Harry Reid Rips Republicans For Their Move Against Planned Parenthood

Republicans used a veterans' fertility bill to attack the reproductive health organization.

WASHINGTON -- Senate Minority Leader Harry Reid (D-Nev.) ripped into Senate Republicans on Thursday for using a veterans' health bill to attack Planned Parenthood.

Sen. Patty Murray (D-Wash.) had introduced a bill that would end a ban on fertility treatments and counseling for female veterans receiving care at Veterans Administration hospitals. But Murray decided on Wednesday to pull the bill from the Senate Veterans' Affairs Committee after Republicans attached amendments targeting Planned Parenthood. Reid said on the Senate floor Thursday morning that Murray's bill had been "hijacked by a few Republicans looking to get their names on Fox television."

"This episode says a lot about today's Republican Party," Reid said. "This is an attack on families. It's an attack on the health of women. And it's an attack on our veterans."

"We aren't called upon to make the ultimate sacrifices they are, but we have to recognize they need our help," Reid went on. "What this means is we do everything that we can, anything that we can, to give them the care they deserve. That means we always put their well-being above partisan politics. Republicans in this ploy yesterday put Fox News ahead of the welfare of the veterans community."

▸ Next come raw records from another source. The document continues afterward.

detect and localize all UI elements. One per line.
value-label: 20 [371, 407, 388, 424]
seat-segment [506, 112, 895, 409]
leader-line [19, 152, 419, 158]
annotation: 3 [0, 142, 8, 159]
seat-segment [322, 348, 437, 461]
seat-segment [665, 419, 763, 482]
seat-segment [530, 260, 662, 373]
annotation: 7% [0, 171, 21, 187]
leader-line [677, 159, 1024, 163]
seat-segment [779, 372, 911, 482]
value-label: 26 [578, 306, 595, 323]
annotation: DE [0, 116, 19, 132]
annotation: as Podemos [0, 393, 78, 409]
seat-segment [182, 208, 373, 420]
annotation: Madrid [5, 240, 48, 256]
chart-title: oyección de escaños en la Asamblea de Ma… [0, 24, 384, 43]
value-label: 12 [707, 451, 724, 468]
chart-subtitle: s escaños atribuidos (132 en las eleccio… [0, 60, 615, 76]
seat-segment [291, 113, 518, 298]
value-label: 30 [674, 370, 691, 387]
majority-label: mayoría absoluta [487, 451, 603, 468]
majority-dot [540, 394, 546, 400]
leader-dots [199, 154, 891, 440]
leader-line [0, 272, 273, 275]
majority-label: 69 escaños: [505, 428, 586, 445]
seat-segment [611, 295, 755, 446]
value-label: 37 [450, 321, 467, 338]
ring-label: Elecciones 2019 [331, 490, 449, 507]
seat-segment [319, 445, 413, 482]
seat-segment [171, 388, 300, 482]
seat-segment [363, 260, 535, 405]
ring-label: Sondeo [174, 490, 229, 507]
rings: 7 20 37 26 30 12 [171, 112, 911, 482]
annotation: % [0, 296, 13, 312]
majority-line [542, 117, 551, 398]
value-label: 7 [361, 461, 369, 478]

Republicans have been on a mission to investigate and defund Planned Parenthood after an anti-abortion organization released two heavily edited videos last week that purported to show the family planning provider selling fetal parts after abortions. Planned Parenthood says the videos are misleading and that they actually show doctors discussing the legal, not-for-profit donation of fetal tissue for medical research.

Sen. Thom Tillis (R-N.C.) tried to attach an amendment to Murray's bill on Wednesday that would bar the VA from working with organizations that "take aborted babies' organs and sell them." He said he didn't think it should be a priority anyway to help female veterans get access to in vitro fertilization.

"I'm concerned that we have a problem with priorities," Tillis said on the Senate floor Wednesday. "I'm concerned that maybe the focus isn't where it needs to be to make sure that we take care of the most pressing problems for our veterans."